The RealOffset is the real position of the element in the resource, the Offset is the position adjusted to the Lucene requirement that all elements with the same starting position should have the same starting offset.

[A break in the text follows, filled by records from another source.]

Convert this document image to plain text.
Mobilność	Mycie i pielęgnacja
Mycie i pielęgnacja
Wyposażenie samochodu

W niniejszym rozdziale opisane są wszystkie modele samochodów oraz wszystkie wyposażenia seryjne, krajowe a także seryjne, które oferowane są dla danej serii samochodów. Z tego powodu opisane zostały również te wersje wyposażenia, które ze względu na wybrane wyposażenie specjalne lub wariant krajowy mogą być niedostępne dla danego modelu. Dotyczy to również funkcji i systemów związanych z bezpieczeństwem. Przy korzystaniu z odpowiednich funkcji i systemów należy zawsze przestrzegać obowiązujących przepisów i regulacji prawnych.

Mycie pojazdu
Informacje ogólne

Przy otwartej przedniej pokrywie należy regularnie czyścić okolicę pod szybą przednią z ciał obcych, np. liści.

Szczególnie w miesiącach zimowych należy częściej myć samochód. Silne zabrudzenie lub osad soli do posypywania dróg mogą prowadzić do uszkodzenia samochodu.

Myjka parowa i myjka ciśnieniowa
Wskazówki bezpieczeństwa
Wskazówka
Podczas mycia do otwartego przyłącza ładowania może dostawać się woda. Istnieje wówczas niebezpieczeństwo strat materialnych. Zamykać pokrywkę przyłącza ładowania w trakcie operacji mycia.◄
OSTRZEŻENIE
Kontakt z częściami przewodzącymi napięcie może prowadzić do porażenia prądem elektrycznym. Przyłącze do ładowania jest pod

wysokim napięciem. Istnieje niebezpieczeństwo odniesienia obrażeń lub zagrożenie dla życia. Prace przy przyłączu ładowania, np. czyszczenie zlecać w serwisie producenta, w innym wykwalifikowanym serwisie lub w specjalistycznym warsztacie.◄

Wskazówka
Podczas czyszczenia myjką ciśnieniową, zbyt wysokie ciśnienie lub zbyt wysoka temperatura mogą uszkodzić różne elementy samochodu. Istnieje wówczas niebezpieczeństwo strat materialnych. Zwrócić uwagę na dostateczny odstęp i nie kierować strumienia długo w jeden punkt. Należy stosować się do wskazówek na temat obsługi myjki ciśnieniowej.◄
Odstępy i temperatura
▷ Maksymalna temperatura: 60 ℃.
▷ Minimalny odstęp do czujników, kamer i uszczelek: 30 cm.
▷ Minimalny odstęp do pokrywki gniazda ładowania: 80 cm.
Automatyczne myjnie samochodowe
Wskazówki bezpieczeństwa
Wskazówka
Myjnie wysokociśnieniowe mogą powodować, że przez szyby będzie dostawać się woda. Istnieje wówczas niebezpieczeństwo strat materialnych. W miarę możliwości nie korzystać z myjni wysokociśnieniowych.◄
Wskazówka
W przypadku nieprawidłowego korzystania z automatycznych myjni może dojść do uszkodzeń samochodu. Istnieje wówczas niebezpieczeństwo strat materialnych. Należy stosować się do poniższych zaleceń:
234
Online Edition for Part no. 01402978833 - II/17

Id | RealOffset | Offset | Position | Parent | Payload | Prefix | Postfix |
---|---|---|---|---|---|---|---|
643 | 1985-40696 | 2154-39638 | 0 | 151 | div | chapter | |
5 | 2049-2377 | 2154-2349 | 0 | 643 | head | ||
3 | 2298-2313 | 2154-2349 | 0 | 4 | lemma | stemma | |
2 | 2242-2257 | 2154-2349 | 0 | 4 | pos | N(soort,ev,basis,onz,stan) | |
4 | 2100-2364 | 2154-2349 | 0 | 5 | s | ||
0 | 2214-2238 | 2154-2349 | 0 | 4 | t | Stemma | |
1 | 2214-2238 | 2154-2349 | 0 | 4 | t_lc | stemma | |
41 | 5372-5734 | 2503-2875 | 1-2 | 57 | dependency | su | |
40 | 5583-5711 | 2503-2698 | 1 | 41 | dependency.dep | ||
9 | 2646-2661 | 2503-2698 | 1 | 57 | lemma | Stemma | |
642 | 2384-39666 | 2503-39638 | 1-151 | 643 | p | firstparagraph | |
8 | 2588-2603 | 2503-2698 | 1 | 57 | pos | N(eigen,ev,basis,zijd,stan) | |
57 | 2452-9269 | 2503-4087 | 1-8 | 642 | s | ||
6 | 2560-2584 | 2503-2698 | 1 | 57 | t | Stemma | |
7 | 2560-2584 | 2503-2698 | 1 | 57 | t_lc | stemma | |
44 | 5747-6111 | 2702-3444 | 2,5 | 57 | dependency | predc | |
39 | 5455-5578 | 2702-2875 | 2 | 41 | dependency.hd | ||
42 | 5833-5956 | 2702-2875 | 2 | 44 | dependency.hd | ||
13 | 2826-2841 | 2702-2875 | 2 | 57 | lemma | zijn | |
12 | 2783-2798 | 2702-2875 | 2 | 57 | pos | WW(pv,tgw,ev) | |
10 | 2759-2779 | 2702-2875 | 2 | 57 | t | is | |
11 | 2759-2779 | 2702-2875 | 2 | 57 | t_lc | is | |
… | … | … | … | … | … | … | … |
The payload above, although never set in this example, is not the regular payload as known from Lucene. All additional elements like RealOffset, range or set of positions and the reference to a parent element are encoded together with this optional Mtas specific payload into a classic Lucene payload. This enables future use of for example confidence levels on annotations.